Der potenzielle Konkurrent wünscht Mobilcom viel Glück

Für Mobilcom werde ein möglicher Einstieg Banken-Markt nicht einfach, sagte Comdirect-Sprecher Hayer. Die Kunden des Netzanbieters hätten schließlich bereits Bankverbindungen. Also werde es darauf ankommen, den Finanzinstituten Kunden abzuwerben und aus Handy-Kunden auch Bank-Kunden zu machen. "Dabei kann der Mobilcom nur viel Glück gewünscht werden", sagte Hayer.

Roland Pfänder von der BHF-Bank, Frankfurt, prognostiziert der Expansion der Mobilcom in die Kreditwirtschaft gute Chancen. Die Zielgruppe verfüge über die nötige Kaufkraft und sei technisch interessiert. Dies seien ideale Voraussetzungen für die Mobilcom, ihr Kundenpotenzial zu vergrößern. Außerdem sei es schon jetzt möglich, Aktienkäufe mittels Handy abzuwickeln.

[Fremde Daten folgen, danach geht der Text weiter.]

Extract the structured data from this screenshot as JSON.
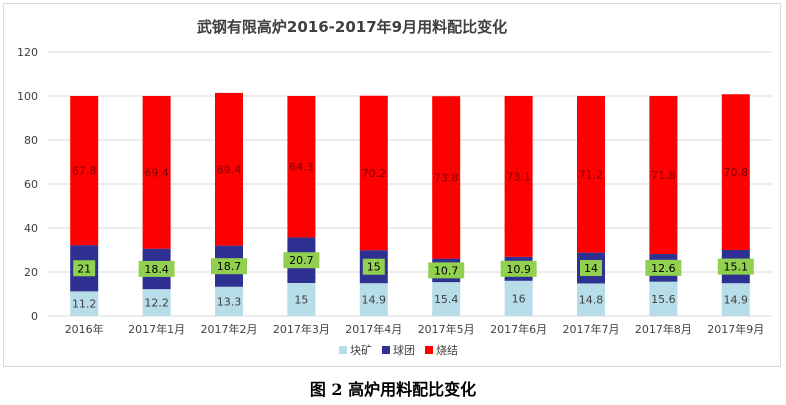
{
  "caption": "图 2    高炉用料配比变化",
  "chart_data": {
    "type": "bar",
    "stacked": true,
    "title": "武钢有限高炉2016-2017年9月用料配比变化",
    "xlabel": "",
    "ylabel": "",
    "ylim": [
      0,
      120
    ],
    "yticks": [
      0,
      20,
      40,
      60,
      80,
      100,
      120
    ],
    "grid": true,
    "legend_position": "bottom",
    "categories": [
      "2016年",
      "2017年1月",
      "2017年2月",
      "2017年3月",
      "2017年4月",
      "2017年5月",
      "2017年6月",
      "2017年7月",
      "2017年8月",
      "2017年9月"
    ],
    "series": [
      {
        "name": "块矿",
        "color": "#b7dde8",
        "label_color": "#404040",
        "values": [
          11.2,
          12.2,
          13.3,
          15,
          14.9,
          15.4,
          16,
          14.8,
          15.6,
          14.9
        ]
      },
      {
        "name": "球团",
        "color": "#2e3192",
        "label_color": "#000000",
        "label_bg": "#92d050",
        "values": [
          21,
          18.4,
          18.7,
          20.7,
          15,
          10.7,
          10.9,
          14,
          12.6,
          15.1
        ]
      },
      {
        "name": "烧结",
        "color": "#ff0000",
        "label_color": "#7f0000",
        "values": [
          67.8,
          69.4,
          69.4,
          64.3,
          70.2,
          73.8,
          73.1,
          71.2,
          71.8,
          70.8
        ]
      }
    ]
  }
}
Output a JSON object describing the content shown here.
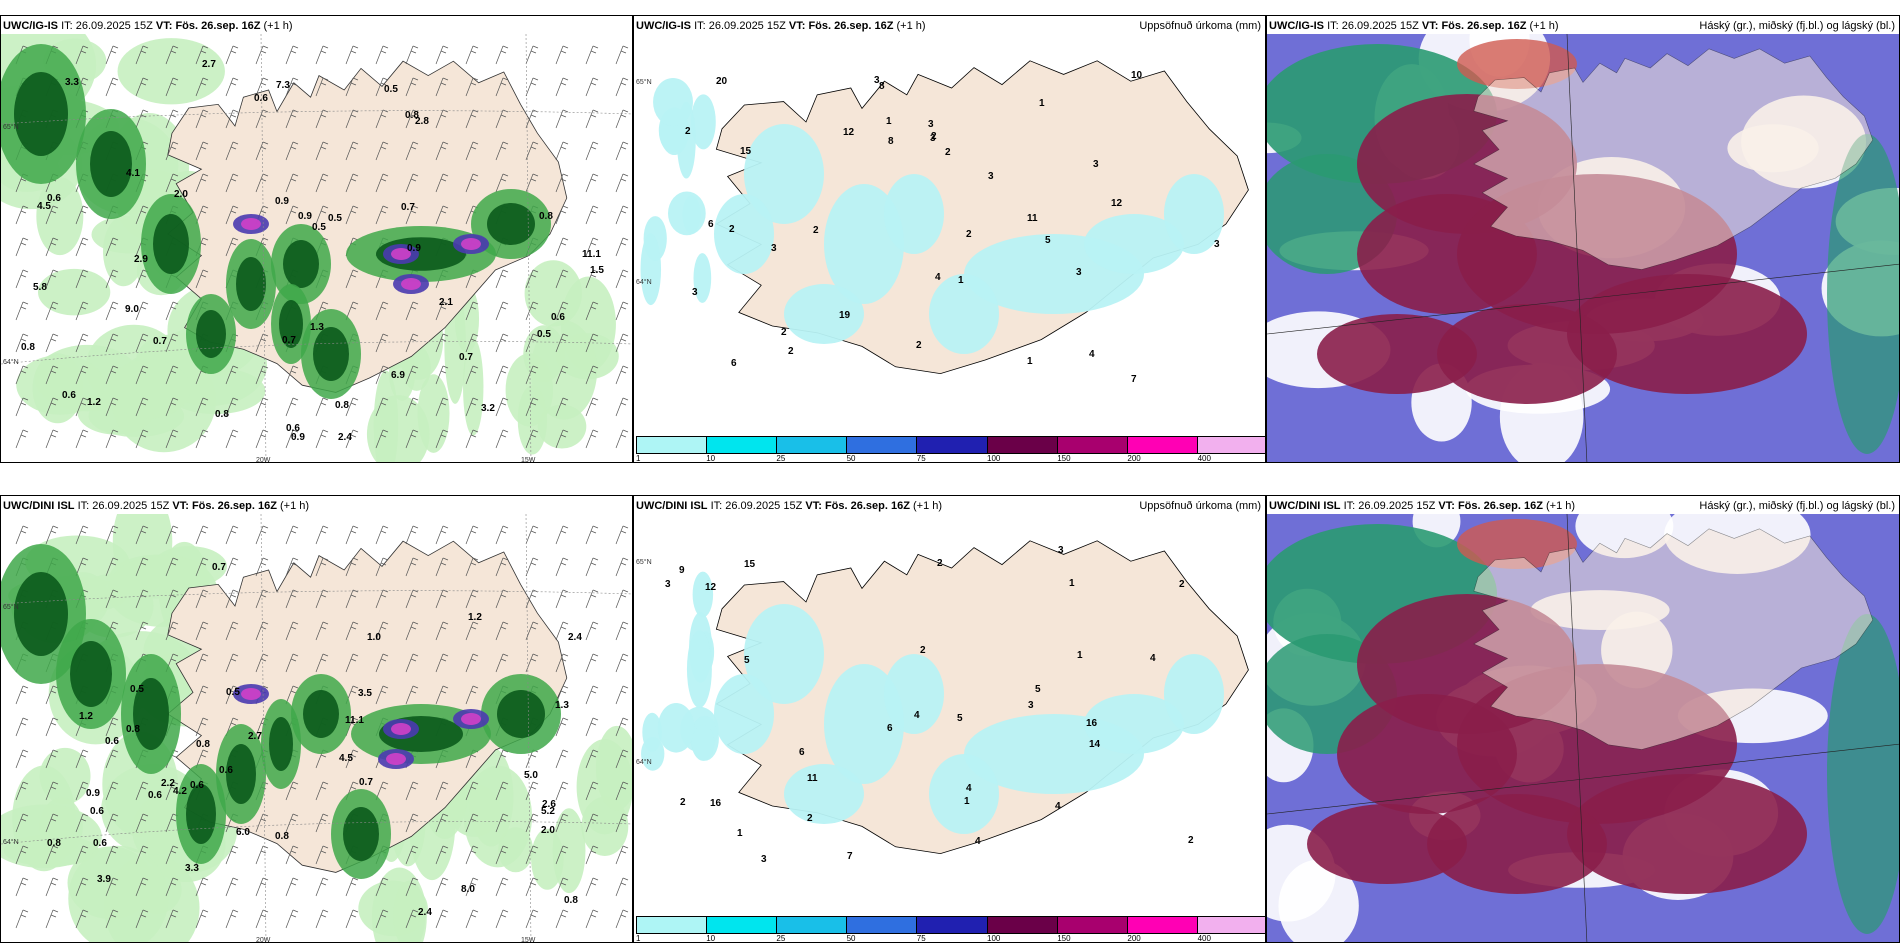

Ralf Hallmann von der Bankgesellschaft Berlin bewertet den von der Mobilcom angekündigten Einstieg in das Bankgeschäft ebenfalls prinzipiell positv. Mit der Einführung des internetfähigen Mobilfunkstandards UMTS vergrößerten sich die Kommunikationsmöglichkeiten. Dabei avanciere die Prepaidkarte von der einfachen Telefonkarte zur Kreditkarte, sagte Hallmann.



Zunächst müsse die Mobilcom die UMTS-Lizenzen erstmal erwerben, gibt hingegen Rainer Raschdorf von der DG Bank zu bedenken. Wenn dies gelinge, sei entscheidend, dass der neue Mobilfunk-Standard UMTS auch funktioniere. Sollte dies nicht der Fall sein, werde auch die Bank nicht funktionieren. Besonders den bestehenden Kundenstamm, den er auf 2,5 Millionen Handy-Kunden schätze, sehe er als großen Vorteil, der bei der Mobilcom die fehlende Infrastruktur einer Bank ausgleiche. Bislang werde jeder Mobilfunk-Kunde der Mobilcom mit 1500 Euro bewertet. Bei Erwerb der der UMTS-Lizenzen könne dies eine Höherbewertung der Kunden auf bis zu 10 000 Euro bedeuten, sagte Raschdorf.